I did something this week that I haven’t done in over twenty years. I played a round of golf.

Mike Cyplik, the head of business development at Funeral One, invited me to join him at a charity golf tournament in Houston. It was a fundraiser for the National Museum of Funeral History, and quite a few industry vendors were participating and sponsoring teams.

When Mike invited me to join him on the trip, I told him I wasn’t a golfer anymore. But after thinking about it for a bit, I decided to tag along. If nothing else, I figured it would be a chance to meet new people and support a good cause.

Many years ago, I played golf once a week during our short golf season in Michigan. I was never good, but I did enjoy it. However, when my wife and I started having children and life became hectic, golf didn’t fit my schedule anymore.

It had been over twenty years since I’d played a round of golf. The last time I played regularly was probably thirty years ago (i.e., the age of our oldest child).

But we’re now empty nesters, and I finally have time for a few hobbies. With that in mind, I accepted Mike’s invitation and found my old clubs stored in the rafters of my garage.

I went to the driving range once before the trip. For some reason, my golf swing hadn’t improved with age. My drives were slicing and hooking all over the place. It wasn’t a pretty sight. 

I noticed when watching the other golfers at the driving range that clubs had changed a lot since I bought mine 30+ years ago. So I did some research later and learned that the sweet spot on clubs is much larger than it used to be. That’s the place on the club that you should hit the ball with to get the best results.

That means the chances of hitting a good ball are much higher with newer golf clubs.

Armed with that tidbit, I decided to rent a set of clubs at the tournament rather than lugging my old ones to Houston. That turned out to be an excellent idea.

The first time I teed off at the tournament, something miraculous happened…the ball went straight. Then, the ball went straight when I used an iron on the fairway. Even my putts were relatively straight.

I still wasn’t close to being as good as some of the players on our team, but I wasn’t as horrible as I had expected. Using clubs with a bigger sweet spot meant that even someone who hasn’t played in 20+ years could enjoy a round of golf.

On the flight home, I was thinking about how golf and the funeral business are similar.

To win at golf, you have to master three distinct parts of the game; driving, fairways, and greens. First, you use a driver to hit the ball as far as possible from the tee onto the fairway. Then use your irons to get the ball onto the green and a putter to put the ball in the hole.

The grow a funeral home, you have to master three distinct parts of the business; marketing, arranging, and serving. First, you use marketing to connect with a family who needs your help. Next, you use an arrangement meeting to win the call, and then you provide services to the family.

In golf, the three distinct parts of the game require very different skills. You can hit your drives 300+ yards, but if you can’t hit your irons well or putt, you will not improve your score.

The same thing happens in the funeral business.

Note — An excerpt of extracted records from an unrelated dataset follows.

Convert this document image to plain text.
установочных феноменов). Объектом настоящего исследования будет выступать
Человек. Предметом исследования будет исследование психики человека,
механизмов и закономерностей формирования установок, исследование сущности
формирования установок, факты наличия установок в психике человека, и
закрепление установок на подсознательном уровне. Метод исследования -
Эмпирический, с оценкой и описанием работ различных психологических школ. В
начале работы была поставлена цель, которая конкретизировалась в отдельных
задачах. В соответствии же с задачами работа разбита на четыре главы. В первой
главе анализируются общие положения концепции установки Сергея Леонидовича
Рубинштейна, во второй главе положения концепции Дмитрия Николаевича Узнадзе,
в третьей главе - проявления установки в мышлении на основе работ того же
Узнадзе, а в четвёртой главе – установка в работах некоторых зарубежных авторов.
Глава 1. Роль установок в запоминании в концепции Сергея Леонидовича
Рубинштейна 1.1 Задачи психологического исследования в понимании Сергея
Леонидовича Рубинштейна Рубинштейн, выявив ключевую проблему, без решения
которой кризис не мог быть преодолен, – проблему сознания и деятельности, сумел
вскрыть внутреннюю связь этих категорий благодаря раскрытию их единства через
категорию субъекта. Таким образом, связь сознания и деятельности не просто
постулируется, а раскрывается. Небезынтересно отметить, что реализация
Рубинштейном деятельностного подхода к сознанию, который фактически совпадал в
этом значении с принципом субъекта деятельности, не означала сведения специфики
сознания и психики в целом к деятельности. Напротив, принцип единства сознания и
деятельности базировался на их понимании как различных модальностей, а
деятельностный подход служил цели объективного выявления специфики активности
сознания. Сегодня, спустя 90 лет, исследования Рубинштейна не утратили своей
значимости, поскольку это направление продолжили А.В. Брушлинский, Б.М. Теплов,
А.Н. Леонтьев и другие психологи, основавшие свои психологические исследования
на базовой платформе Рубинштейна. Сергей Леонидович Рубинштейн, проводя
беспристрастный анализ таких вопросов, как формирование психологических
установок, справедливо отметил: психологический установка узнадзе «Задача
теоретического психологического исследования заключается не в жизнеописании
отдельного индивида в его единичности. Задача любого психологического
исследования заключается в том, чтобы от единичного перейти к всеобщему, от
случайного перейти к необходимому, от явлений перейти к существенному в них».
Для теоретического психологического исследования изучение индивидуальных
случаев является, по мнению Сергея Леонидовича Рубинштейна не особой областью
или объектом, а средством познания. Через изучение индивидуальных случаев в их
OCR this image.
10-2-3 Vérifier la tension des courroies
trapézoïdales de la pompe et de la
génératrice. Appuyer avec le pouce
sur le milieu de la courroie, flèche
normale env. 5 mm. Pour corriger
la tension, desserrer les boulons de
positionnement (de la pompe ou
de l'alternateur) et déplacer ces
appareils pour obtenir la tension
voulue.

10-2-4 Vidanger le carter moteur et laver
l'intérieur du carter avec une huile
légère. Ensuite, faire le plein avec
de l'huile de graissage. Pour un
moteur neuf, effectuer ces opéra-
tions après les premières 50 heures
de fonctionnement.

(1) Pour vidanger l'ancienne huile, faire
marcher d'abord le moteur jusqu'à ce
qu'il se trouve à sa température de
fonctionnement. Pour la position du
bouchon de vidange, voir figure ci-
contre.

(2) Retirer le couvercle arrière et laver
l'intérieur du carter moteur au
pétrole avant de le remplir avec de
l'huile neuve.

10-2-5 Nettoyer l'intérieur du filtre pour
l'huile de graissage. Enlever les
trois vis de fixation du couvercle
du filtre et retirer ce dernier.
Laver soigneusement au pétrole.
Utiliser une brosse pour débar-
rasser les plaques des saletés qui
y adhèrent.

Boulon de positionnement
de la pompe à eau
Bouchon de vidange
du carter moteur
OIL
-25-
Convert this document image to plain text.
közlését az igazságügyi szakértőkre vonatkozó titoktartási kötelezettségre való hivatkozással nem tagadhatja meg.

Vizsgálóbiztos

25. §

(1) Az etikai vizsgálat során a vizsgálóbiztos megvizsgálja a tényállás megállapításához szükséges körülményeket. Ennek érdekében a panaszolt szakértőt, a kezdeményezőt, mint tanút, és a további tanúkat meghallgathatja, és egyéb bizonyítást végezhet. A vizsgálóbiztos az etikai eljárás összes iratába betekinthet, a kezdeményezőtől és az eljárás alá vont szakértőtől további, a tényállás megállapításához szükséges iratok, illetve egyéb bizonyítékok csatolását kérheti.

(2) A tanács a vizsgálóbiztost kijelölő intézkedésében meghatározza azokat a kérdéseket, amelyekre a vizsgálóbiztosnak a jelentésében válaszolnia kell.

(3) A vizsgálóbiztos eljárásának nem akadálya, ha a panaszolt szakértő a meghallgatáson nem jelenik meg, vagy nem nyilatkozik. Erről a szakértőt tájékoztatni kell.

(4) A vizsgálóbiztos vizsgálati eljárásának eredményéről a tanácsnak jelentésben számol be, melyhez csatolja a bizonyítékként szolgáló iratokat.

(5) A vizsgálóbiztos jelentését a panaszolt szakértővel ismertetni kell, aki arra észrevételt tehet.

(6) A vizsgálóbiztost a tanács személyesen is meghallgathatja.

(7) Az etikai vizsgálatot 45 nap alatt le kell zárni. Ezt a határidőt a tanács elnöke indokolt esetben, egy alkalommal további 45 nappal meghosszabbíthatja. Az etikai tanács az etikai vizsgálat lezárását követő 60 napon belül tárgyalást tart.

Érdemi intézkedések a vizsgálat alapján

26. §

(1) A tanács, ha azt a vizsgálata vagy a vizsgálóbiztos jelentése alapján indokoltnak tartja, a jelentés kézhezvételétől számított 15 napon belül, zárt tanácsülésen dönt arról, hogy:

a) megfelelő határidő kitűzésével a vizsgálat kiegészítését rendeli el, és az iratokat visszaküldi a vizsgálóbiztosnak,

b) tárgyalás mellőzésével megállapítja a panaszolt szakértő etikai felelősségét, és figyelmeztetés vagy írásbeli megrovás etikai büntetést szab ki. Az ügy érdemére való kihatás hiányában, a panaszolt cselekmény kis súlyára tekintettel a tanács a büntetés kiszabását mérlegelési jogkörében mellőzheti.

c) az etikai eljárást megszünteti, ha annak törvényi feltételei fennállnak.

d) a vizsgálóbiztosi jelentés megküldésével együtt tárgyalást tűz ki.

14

If you can’t market your funeral home, your phone will never ring. If you can’t make arrangements, you either won’t win the call, or you’ll have a lot of direct cremations with no service. And if you can’t do a good job of serving the family, you’ll get negative reviews, and your phone will stop ringing.

My point is that you have to master all three parts of the funeral business if you want to grow.

Golf has changed significantly during my twenty-year hiatus from the game. The clubs and balls are both different. Plus, new technology, like rangefinders, takes much of the guesswork out of the game.

If you compare today’s funeral business to what you had twenty years ago, you will find an even bigger difference.

Twenty years ago, the most important marketing tool for a funeral home was the Yellow Pages. Today, it’s Google and Facebook.

Twenty years ago, the arrangement meeting focused on collecting the information for the obituary and scheduling the service. Today, it’s a life review and event planning exercise.

Twenty years ago, serving a family meant preparing the deceased and getting everyone to the church on time. Today, it’s providing a personalized funeral experience that honors the story of a lifetime and meets their emotional, spiritual, and relational needs. (that’s a mouthful!)

Increasing the sweet spot size has revolutionized the game of golf and made it possible for mediocre players ( like me) to enjoy the game more. It’s an important innovation that will have a lasting impact on the industry.

What’s a similar innovation that will have a lasting impact on the funeral industry?

I believe it is Funeral Directors who embrace their new role of helping families navigate the roughly thirty-day period after losing a loved one.

The embalming skills you worked hard to master are not important to a family choosing cremation. But what that same family desperately needs is someone who can help them understand their needs, make some decisions that address those needs, and then guide them through the rest of the experience.

An arrangement process centered around vital statistics and scheduling a church service has a shrinking sweet spot. You will succeed with families who want a traditional funeral, but you’ll lose everyone else.

When you embrace your new role as a guide or consultant, your sweet spot will grow, and you will have the opportunity to serve more families.

Families need an expert to guide them through the experience of losing a loved one. That’s the new sweet spot and the good news is that it’s getting larger rather than smaller.

Until next time


PS: Thanks again to Mike Cyplik at Funeral One. It looks like it’s time to buy some new golf clubs!